Неделю я жил в монастыре. Впрочем, не жил: каждый день я просыпался в пять утра и из своего города на церковном автобусе в компании пяти-восьми старушек ехал в монастырь потрудиться во славу Божию.

Неделю я жил в монастыре. Впрочем, не жил: каждый день я просыпался в пять утра и из своего города на церковном автобусе в компании пяти-восьми старушек ехал в монастырь потрудиться во славу Божию. Где трудились старушки — не знаю: кто в храме, кто на кухне. Какой бы дорогой человек ни пришёл в монастырь, приходят все с одной мыслью — в миру жить нельзя.

Жизнь монастыря проста и размеренна: молитва и послушание.

Моим послушанием стала просфорня. Мне не пришлось её выбирать — просто потому, что я даже не подозревал о существовании такого места.

К семи утра я приезжал в монастырь и шел в просфорню: протирал воском подносы, расставлял их ровным рядом в ячейки под столом, протирал рабочий стол — готовил всё до прихода просфорников. После окончания всего послушания мыл полы.

Просфорня начиналась с небольшого холла, где винтовая лестница вела наверх, в трапезную. Напротив лестницы холодильная камера для готовых просфор, возле холодильника стол, где ждали пять-шесть заполненных просфорами холщевых мешков — наступит вечер, и мешки отнесут в алтарь, из алтаря в регистратуру, где просфоры будут отдавать за записочки или просто за деньги. Холл заканчивался двумя дверьми: налево — просфорня, направо — сеялка, там и переодевались, и пили чай.
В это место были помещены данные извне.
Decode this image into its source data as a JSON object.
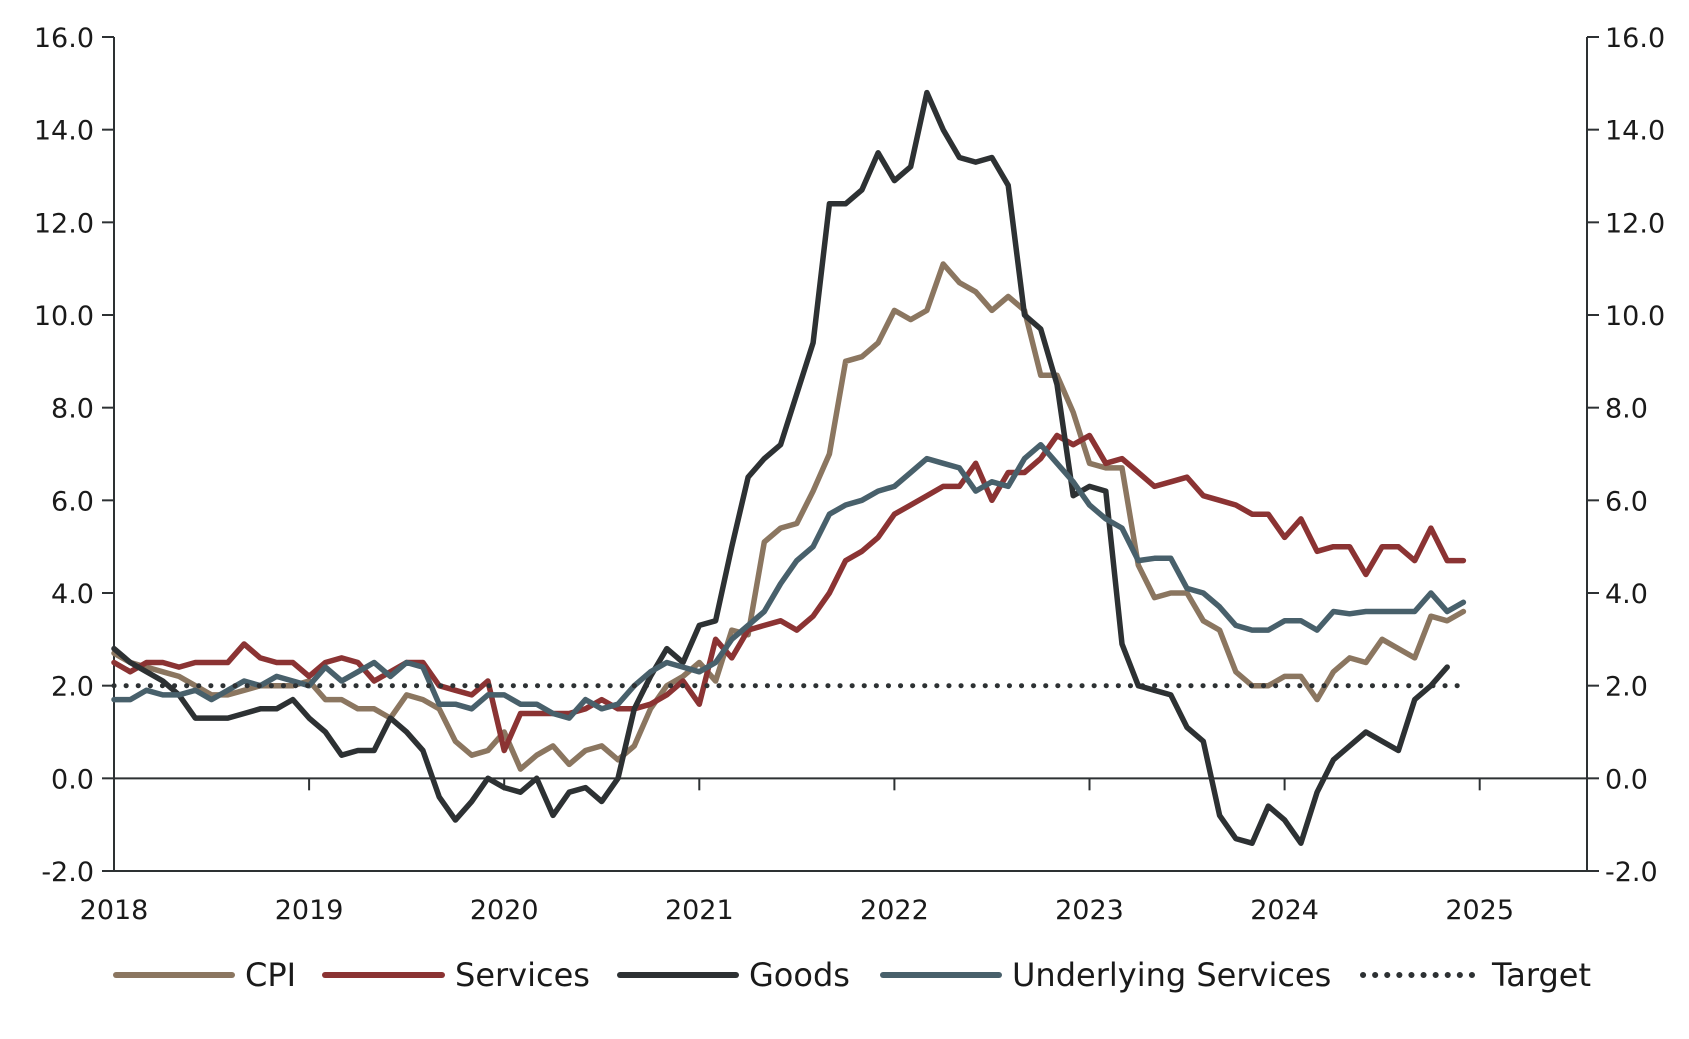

Сама просфорня — квадратное помещение шагов десять в длину с высоким потолком и с двумя окнами друг напротив друга. Одно — во всю стену с видом на собор. Вдоль окна раскатка для теста. Рядом чан-тестомес. Отсюда и начиналось послушание. Другое окошко, маленькое — во двор, под ним стол, за которым один из просфорников шилом пробивал расставленные на подносе просфоры (чтобы не вздулись при выпечке) и накрывал их полотенцем; рядом высокий стеллаж, на который эти накрытые подносы он и ставил — здесь все заканчивалось. Дальше просфоры подходили, и просфорник, чьим послушанием была выпечка, ставил их в печи — современные электропечи, занимавшие всю стену от входа и до раскатки. Напротив печей на стене полукруглая ниша с фреской из Евангелия: Спаситель проповедует сидящей у Его ног Марии, а Марфа подносит им еду. Справа от фрески иконы: много, разные, но самая большая — икона Святых просфорников Печерских, и под ней текст молитвы. Между иконами и маленьким окошком мойка и ванна для набора воды. И в самом центре просфорни — стол-тумба, где свободно работали с десяток просфорников. К слову, самих монахов-просфорников четверо: те, кто сеяли муку и выпекали просфоры. Все остальные им помогали: печатали, расставляли просфоры на подносы и протыкали шилом.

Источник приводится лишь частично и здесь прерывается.